The quote here is an example of how the EC is well aware of the conflicting interests between readers and libraries on the one hand (demand-side) and publishers (supply-side) on the other, while at the same time expressing a clear prioritization (“confirmed the relevance”) of the interests of the supply-side over the interests of the demand-side. The dysfunctionality of the current situation for readers and libraries is understood, acknowledged and dismissed by the EC as “not relevant” – very similar to the reply we received for our formal complaint. In this particular quote, a fig-leaf is offered by stating that the big publishers cover many scholarly fields, leading to each library having contracts with several publishers, giving the superficial impression that there would be several suppliers in a “supply-side” market. The sentence just prior, however, makes it clear that this is, in fact, not really a genuine market, but one that exists only on paper, solely for regulatory purposes.

The GFF legal expert expressed his assessment that courts would be unlikely to challenge these EC market definitions as the definitions are seen as the lesser of two evils: explicit confirmation of the publisher monopolies would entail the loss of the market and with it loss of regulatory power. In other words, if the publishers were not operating within a market, they would also not be subject to regulatory market oversight. The consequence would be completely unregulated mergers between the most dominant players, which is seen as worse than the status quo.
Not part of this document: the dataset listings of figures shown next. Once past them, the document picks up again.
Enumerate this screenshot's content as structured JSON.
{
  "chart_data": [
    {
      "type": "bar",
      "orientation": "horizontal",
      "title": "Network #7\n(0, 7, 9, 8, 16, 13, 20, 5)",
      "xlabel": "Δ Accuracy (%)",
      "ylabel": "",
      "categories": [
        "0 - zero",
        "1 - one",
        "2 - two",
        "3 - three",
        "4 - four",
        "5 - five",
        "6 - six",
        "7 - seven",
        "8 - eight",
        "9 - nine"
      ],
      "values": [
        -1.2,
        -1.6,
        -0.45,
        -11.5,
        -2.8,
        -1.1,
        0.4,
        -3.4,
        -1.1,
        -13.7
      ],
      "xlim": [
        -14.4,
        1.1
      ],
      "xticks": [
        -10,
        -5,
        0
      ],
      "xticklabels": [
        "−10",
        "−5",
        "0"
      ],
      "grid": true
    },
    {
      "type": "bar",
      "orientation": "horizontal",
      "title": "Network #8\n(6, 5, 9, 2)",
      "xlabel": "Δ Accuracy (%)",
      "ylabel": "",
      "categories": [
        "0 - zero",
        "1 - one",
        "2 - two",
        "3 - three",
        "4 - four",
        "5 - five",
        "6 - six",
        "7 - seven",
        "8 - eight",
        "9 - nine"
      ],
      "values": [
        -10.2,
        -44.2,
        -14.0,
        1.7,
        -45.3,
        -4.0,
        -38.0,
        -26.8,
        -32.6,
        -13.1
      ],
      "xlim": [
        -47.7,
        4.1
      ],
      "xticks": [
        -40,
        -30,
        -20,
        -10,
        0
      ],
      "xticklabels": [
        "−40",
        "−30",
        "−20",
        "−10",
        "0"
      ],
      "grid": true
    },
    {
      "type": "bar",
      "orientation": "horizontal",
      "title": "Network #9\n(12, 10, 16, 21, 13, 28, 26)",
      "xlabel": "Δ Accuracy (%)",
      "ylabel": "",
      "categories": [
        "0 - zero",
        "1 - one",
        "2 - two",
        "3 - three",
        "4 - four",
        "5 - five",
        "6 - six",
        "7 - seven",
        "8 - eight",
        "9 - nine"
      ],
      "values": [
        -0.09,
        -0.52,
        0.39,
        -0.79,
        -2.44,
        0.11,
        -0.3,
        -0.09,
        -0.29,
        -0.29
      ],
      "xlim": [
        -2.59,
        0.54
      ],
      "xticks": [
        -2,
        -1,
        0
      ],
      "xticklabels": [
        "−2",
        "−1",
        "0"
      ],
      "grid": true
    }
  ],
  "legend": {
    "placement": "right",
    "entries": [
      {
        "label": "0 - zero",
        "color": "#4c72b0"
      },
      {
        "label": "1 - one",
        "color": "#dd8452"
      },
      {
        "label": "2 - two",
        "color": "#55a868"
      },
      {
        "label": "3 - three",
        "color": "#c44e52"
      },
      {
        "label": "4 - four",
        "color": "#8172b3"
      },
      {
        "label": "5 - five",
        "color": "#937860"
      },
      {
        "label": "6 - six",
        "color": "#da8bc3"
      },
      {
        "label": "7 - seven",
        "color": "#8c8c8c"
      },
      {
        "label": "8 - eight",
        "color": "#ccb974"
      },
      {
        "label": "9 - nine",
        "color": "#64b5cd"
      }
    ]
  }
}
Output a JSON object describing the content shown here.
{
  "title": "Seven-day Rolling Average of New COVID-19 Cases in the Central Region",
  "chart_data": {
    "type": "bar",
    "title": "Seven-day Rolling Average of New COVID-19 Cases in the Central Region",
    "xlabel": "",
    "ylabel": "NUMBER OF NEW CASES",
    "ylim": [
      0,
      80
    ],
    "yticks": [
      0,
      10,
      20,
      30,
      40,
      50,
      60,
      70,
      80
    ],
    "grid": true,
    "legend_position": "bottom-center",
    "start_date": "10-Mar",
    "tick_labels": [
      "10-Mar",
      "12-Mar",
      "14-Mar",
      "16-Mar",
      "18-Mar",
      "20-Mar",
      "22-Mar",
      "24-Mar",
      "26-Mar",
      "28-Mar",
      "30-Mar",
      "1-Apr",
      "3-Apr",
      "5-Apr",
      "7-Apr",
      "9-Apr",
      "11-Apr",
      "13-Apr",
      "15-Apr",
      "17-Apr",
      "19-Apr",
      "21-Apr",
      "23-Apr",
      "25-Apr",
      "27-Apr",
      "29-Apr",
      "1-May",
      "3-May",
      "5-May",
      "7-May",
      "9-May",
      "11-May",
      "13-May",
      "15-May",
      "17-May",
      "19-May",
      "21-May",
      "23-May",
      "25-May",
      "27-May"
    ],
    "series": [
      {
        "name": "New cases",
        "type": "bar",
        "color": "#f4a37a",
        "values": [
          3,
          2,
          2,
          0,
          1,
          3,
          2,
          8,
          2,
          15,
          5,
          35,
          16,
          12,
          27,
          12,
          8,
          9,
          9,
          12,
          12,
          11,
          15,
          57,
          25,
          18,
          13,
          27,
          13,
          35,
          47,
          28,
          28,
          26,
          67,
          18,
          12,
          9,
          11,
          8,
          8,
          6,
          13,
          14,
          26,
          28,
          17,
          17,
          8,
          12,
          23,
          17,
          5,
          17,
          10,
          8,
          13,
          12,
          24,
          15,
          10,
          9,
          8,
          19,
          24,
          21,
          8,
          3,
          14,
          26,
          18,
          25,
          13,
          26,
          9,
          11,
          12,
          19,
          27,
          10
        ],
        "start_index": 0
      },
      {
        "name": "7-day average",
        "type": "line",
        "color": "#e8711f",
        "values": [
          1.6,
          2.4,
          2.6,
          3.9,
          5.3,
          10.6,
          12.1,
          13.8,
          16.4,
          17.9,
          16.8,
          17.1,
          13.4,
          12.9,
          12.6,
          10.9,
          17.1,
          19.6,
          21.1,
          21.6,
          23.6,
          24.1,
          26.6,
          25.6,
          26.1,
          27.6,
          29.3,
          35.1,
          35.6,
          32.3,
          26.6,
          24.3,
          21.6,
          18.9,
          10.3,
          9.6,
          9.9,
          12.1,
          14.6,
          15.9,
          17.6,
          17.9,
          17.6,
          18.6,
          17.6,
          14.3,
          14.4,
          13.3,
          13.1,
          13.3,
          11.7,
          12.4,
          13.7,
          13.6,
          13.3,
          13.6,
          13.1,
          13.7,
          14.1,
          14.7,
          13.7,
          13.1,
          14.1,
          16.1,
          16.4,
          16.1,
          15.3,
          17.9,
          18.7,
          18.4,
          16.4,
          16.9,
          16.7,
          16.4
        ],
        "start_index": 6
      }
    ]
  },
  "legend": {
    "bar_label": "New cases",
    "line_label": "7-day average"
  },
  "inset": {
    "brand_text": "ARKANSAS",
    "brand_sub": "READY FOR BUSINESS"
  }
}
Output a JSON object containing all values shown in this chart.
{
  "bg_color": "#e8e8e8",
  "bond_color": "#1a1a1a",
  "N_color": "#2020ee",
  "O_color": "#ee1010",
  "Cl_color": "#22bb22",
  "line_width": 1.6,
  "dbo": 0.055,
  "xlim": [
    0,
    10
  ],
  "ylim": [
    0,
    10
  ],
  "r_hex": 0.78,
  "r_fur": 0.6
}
His assessment is not changed by the “single source exemption” from procurement rules: as these rules and anti-trust regulations are separate jurisdictions, the fact that spending rules define academic publishers as monopolists while according to anti-trust regulators they are not, may be a logical contradiction, but not a legal one.

Thus, there are multiple reasons why the EC chose to merely acknowledge the interests of the scholarly community and instead define markets from the perspective of publishers. At this point, it is impossible to tell how much each reason has influenced the authors of these documents. It may not even be all that important to find this out in order to inform the scholarly community on the implications from this legal assessment. As I see it, there are two main lessons to be drawn from this legal analysis:

  1. If the scholarly community strives to achieve a genuine publishing market with competition, we have to design it ourselves. Politicians or other decision-makers outside of scholarship will not perform this task for us. There is not going to be any help from outside. In the lack of a clear market alternative, regulators prefer a group of relatively small monopolists over few large or even a single monopolist. The scholarly community is the only actor who can provide this missing alternative.
  2. Among the “non-publication costs” is a sizeable chunk of money that is being used in various legislatives around this globe to convince legislators and regulatory bodies that the interests of the academic publishing corporations outweigh the interests of the tax payer. This constitutes yet another example of how the scholarly community provides funds to publishers which then get used against the interests of the scholarly community.

From these lessons follows a clear strategic way forward: if the scholarly community wants to escape from the parasitic relationship with these corporations, it needs to create a genuine market alternative such that regulators need not fear the complete loss of market regulations. Luckily, there now are ways to create such a market and it is fully within the powers of the scholarly community to create it on its own. For this market to become a market of service providers, the scholarly content needs to come back under the control of the scholarly community. Once this market exists, the scholarly community must lobby at the relevant bodies to ensure both that “demand-side” interests receive at least the same “relevance” as “supply side” interests and that the “single source exemption” from procurement rules is annulled for scholarly publishers.